说毕,牧青山望向宝音,眼中充满疑惑,似乎在问:你是谁?
族长解释经过,牧青山上下打量宝音,宝音马上朝他走来,看了他一会儿,却想不起该说什么。
“不先派个信使去室韦打听?”牧青山问。
“言之有理。”族长想了想,答道。
牧青山:“别叫我,我不想再出门。”
牧青山是族中最优秀的猎人,既供应族中不少人的猎皮猎物所需,亦会为牲畜接生、治病,还是制弓与制箭师。
他的话在族中举足轻重,宝音也因此有了保护伞。
傍晚时,族人带着宝音来到牧青山家门外。他的家以木石、夯土、树枝简单建成,父母去世后,他便孤身居住,甚至不像其他牧民一般在屋外养狗。
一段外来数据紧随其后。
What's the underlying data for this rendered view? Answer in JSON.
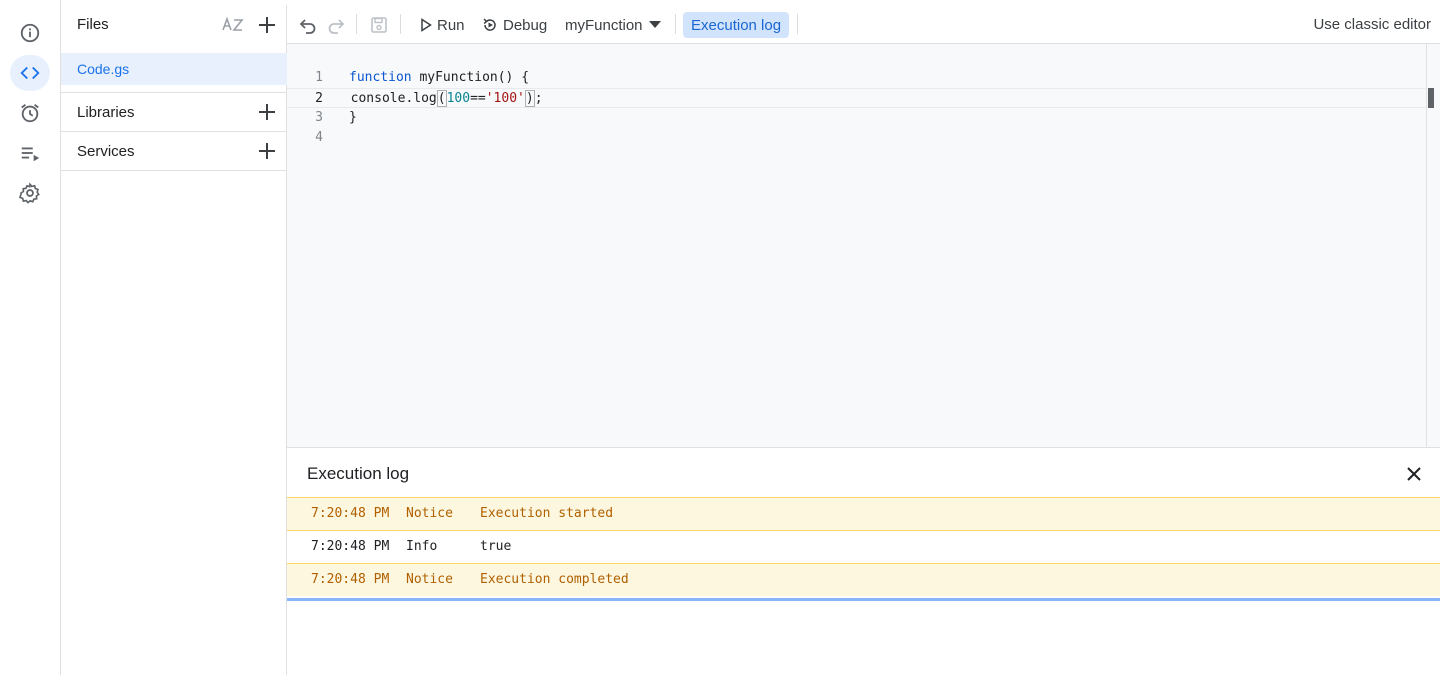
{
  "files_panel": {
    "title": "Files",
    "files": [
      {
        "name": "Code.gs"
      }
    ],
    "sections": [
      {
        "label": "Libraries"
      },
      {
        "label": "Services"
      }
    ]
  },
  "toolbar": {
    "run_label": "Run",
    "debug_label": "Debug",
    "function_select": "myFunction",
    "exec_log_label": "Execution log",
    "classic_label": "Use classic editor"
  },
  "editor": {
    "current_line": 2,
    "lines": [
      {
        "num": "1"
      },
      {
        "num": "2"
      },
      {
        "num": "3",
        "text": "}"
      },
      {
        "num": "4",
        "text": ""
      }
    ],
    "tokens": {
      "l1_kw": "function",
      "l1_rest": " myFunction() {",
      "l2_a": "  console.log",
      "l2_open": "(",
      "l2_num": "100",
      "l2_op": "==",
      "l2_str": "'100'",
      "l2_close": ")",
      "l2_end": ";"
    }
  },
  "execution_log": {
    "title": "Execution log",
    "rows": [
      {
        "time": "7:20:48 PM",
        "level": "Notice",
        "message": "Execution started"
      },
      {
        "time": "7:20:48 PM",
        "level": "Info",
        "message": "true"
      },
      {
        "time": "7:20:48 PM",
        "level": "Notice",
        "message": "Execution completed"
      }
    ]
  },
  "colors": {
    "accent": "#1a73e8",
    "active_bg": "#e8f0fe",
    "notice_bg": "#fef7e0",
    "notice_text": "#b06000"
  },
  "icons": {
    "rail": [
      "info-icon",
      "code-icon",
      "alarm-clock-icon",
      "executions-icon",
      "settings-gear-icon"
    ],
    "toolbar": [
      "undo-icon",
      "redo-icon",
      "save-icon",
      "play-icon",
      "debug-icon",
      "dropdown-arrow-icon"
    ]
  }
}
牧青山正在收拾被洪水冲坏的家当,回头看了眼,问:“又做什么?”
“她只愿意住你这儿,”牧民的女眷说,“到得别人家门口,死活不进去。”
“我还没成婚,”牧青山停下动作,说,“孤男寡女,像什么模样?”
牧青山的父母死后,不少族人都在为他说亲,甚至附近的高车人、契丹外部都想将女儿或妹妹嫁给他,牧青山则始终没有兴趣。
宝音咬着唇,手指绞着,泪水在眼眶中滚来滚去。
牧青山看了一会儿,说:“进来罢。”
“我看她是想嫁你了。”那女眷又笑道。
宝音就此住进了牧青山家中。牧民中未婚妻先住进夫郎家的情况颇有不少,牧青山早已过了二十,宝音年十六,成亲不过是办场婚礼的事,算不得违背礼数与规矩。